This past weekend I had the opportunity to join some friends in Dallas and catch a movie, and we decided to see Safety Not Guaranteed. The movie is based on a popular sort of meme-slash-urban-legend: an ad appeared in the Pacific Northwest’s Backwoods Home Magazine:
WANTED: Somebody to go back in time with me. This is not a joke. P.O. Box 322, Oakview, CA 93022. You’ll get paid after we get back. Must bring your own weapons. Safety not guaranteed. I have only done this once before.
The ad attracted a lot of Internet attention, and eventually the ad’s writer revealed that he worked for the magazine and came up with a few ads to fill out their classifieds section. This particular one was originally going to be the beginning of a novel some years prior. None of this has stopped people from developing their own stories surrounding the idea of such an ad.
In the case of Safety Not Guaranteed, our story revolves around Darius, a (female) college grad, intern, and general emo kid. After one of the magazine’s writers, Jeff, pitches an article based on the (slightly truncated in the movie) ad, he selects Darius and another intern, Arnau, to accompany him to Ocean View, Seattle. Jeff has the interns track down the ad’s writer, Kenneth Calloway, and then attempts to respond to the ad. His insincerity is clear to Calloway (played by The League‘s Mark Duplass), so Jeff sends Darius to pose as a time travel candidate and spends most of the rest of his time wooing an old high school fling who lives in the town— his real reason for pitching the story. Darius’ combination of snark and idealism gets her in with Kenneth, and he begins to train her in shooting, running, and running while shooting, and she begins to fall for him. I won’t ruin the entire story, but suffice it to say that things start to go poorly for our team.
This is a really fun, sweet movie. It absolutely reeks “indie cred” because it’s mostly about a weird ensemble of characters and their messy lives, some story threads are left dangling at the end, and the weird, possibly insane guy gets a cute and smart girl to fall for him. None of this really feels like a bad thing.
The ‘trinity’ of magazine workers sort of sets the tone: pro-writer Jeff lives in the present (but starts to learn that he can’t keep doing that as he gets older); Arnau, playing the sort of stereotypical nerd of Middle Eastern descent who is planning ahead for his doctorate, learns to live in the moment. And then there’s Darius, who is sort of fixated on the past and is then presented with the opportunity to actually go to the past…if Kenneth turns out to not be completely insane. Darius and Jeff are the two who are most well-fleshed out as Arnau is sort of one of those threads left dangling at the end, but Jeff and Arnau’s misadventures are a decently entertaining and thematic sidebar to what’s going on with Darius and Kenneth.

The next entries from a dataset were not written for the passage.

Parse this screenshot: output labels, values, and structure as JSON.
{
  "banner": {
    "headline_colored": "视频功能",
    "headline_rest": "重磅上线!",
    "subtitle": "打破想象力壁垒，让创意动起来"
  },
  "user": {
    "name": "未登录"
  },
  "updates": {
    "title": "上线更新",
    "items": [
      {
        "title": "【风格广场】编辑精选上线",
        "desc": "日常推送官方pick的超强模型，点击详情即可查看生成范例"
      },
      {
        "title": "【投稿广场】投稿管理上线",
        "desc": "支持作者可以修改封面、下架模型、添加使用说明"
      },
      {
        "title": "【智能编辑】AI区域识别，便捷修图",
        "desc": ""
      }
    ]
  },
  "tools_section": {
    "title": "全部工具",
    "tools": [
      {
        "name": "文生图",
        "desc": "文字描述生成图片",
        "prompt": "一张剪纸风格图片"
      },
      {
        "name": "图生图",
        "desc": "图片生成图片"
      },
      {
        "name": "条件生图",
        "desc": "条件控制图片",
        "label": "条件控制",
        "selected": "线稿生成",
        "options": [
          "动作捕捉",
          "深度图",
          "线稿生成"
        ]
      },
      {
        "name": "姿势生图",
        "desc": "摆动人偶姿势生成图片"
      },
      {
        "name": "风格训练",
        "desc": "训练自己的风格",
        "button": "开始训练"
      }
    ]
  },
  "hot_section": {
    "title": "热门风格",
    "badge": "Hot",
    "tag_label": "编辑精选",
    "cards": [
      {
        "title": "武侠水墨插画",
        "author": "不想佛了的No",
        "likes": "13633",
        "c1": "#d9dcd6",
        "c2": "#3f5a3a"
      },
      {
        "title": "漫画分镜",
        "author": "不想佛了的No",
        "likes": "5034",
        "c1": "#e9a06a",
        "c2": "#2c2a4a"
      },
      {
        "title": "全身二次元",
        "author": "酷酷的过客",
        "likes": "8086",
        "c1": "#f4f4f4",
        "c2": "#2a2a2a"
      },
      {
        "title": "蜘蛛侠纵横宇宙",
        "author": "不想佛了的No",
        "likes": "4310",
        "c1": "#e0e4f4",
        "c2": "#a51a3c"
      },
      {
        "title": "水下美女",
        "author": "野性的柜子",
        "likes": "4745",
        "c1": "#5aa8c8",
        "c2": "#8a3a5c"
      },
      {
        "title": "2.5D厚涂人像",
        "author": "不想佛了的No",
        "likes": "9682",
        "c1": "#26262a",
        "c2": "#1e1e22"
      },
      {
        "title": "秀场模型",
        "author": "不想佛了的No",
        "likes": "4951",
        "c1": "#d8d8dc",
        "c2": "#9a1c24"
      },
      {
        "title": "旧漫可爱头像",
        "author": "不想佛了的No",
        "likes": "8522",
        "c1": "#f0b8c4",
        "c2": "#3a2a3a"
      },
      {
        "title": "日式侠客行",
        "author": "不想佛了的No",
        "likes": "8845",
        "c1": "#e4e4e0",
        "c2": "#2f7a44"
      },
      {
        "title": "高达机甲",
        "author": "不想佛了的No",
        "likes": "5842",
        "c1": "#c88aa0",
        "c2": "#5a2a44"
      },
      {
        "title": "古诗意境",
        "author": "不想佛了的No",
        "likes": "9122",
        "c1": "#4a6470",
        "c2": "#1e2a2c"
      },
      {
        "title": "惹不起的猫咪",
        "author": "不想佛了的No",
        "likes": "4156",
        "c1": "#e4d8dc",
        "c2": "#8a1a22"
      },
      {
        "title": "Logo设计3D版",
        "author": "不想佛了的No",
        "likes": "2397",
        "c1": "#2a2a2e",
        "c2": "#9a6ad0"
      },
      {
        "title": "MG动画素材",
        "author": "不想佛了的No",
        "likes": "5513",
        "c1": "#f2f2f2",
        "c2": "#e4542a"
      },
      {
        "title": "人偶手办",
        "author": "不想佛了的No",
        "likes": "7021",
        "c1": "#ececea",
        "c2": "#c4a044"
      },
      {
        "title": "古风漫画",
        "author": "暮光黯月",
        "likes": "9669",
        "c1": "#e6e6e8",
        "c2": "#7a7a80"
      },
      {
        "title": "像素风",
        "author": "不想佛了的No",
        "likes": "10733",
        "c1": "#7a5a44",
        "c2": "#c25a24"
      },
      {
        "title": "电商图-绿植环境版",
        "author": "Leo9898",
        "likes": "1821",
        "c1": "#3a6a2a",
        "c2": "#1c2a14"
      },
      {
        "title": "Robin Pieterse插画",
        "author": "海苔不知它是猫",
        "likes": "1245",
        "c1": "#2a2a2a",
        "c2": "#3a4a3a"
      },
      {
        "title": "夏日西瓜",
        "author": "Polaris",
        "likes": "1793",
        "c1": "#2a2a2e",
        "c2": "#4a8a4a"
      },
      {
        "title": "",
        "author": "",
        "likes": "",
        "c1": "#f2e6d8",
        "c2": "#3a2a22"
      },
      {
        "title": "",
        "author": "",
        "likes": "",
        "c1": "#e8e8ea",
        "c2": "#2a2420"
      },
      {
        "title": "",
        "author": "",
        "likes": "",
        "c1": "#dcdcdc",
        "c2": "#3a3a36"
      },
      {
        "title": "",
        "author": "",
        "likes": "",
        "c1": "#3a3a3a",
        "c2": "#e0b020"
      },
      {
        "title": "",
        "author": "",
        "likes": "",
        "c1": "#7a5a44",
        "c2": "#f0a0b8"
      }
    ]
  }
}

I don’t know anything about the writer/producer for Safety Not Guaranteed; his name is Derek Connolly and he doesn’t seem to have done much else (just a 2005 TV movie). He’s done a great job here, though; the dialogue is snappy and entertaining without reaching Kevin Smith-level implausibility.
While I was watching this movie I kept thinking of a flick I saw on TV as a kid: The Boy Who Could Fly. It revolves around an autistic boy and the girl next door, who comes to believe that he can, well, fly. If you’ve seen it, know that Safety Not Guaranteed is sort of a grown-up’s version of the film, at least in a few thematic ways. Safety Not Guaranteed is a fairly simple movie— I saw one article that called it a film with “modest ambitions” that it therefore exceeded, and I agree with that assessment. This flick isn’t trying to be Citizen Kane or whatever the indie equivalent thereof is.
I suspect there are people who won’t dig it. If that sort of “weird people living quirky lives” vibe from Juno irritates you, there are probably moments of Safety that you won’t like…although this film is way less neatly-packaged than Juno. But all in all I think it’s a really sweet, charming movie without being cutesy or cloying, and I really enjoyed it.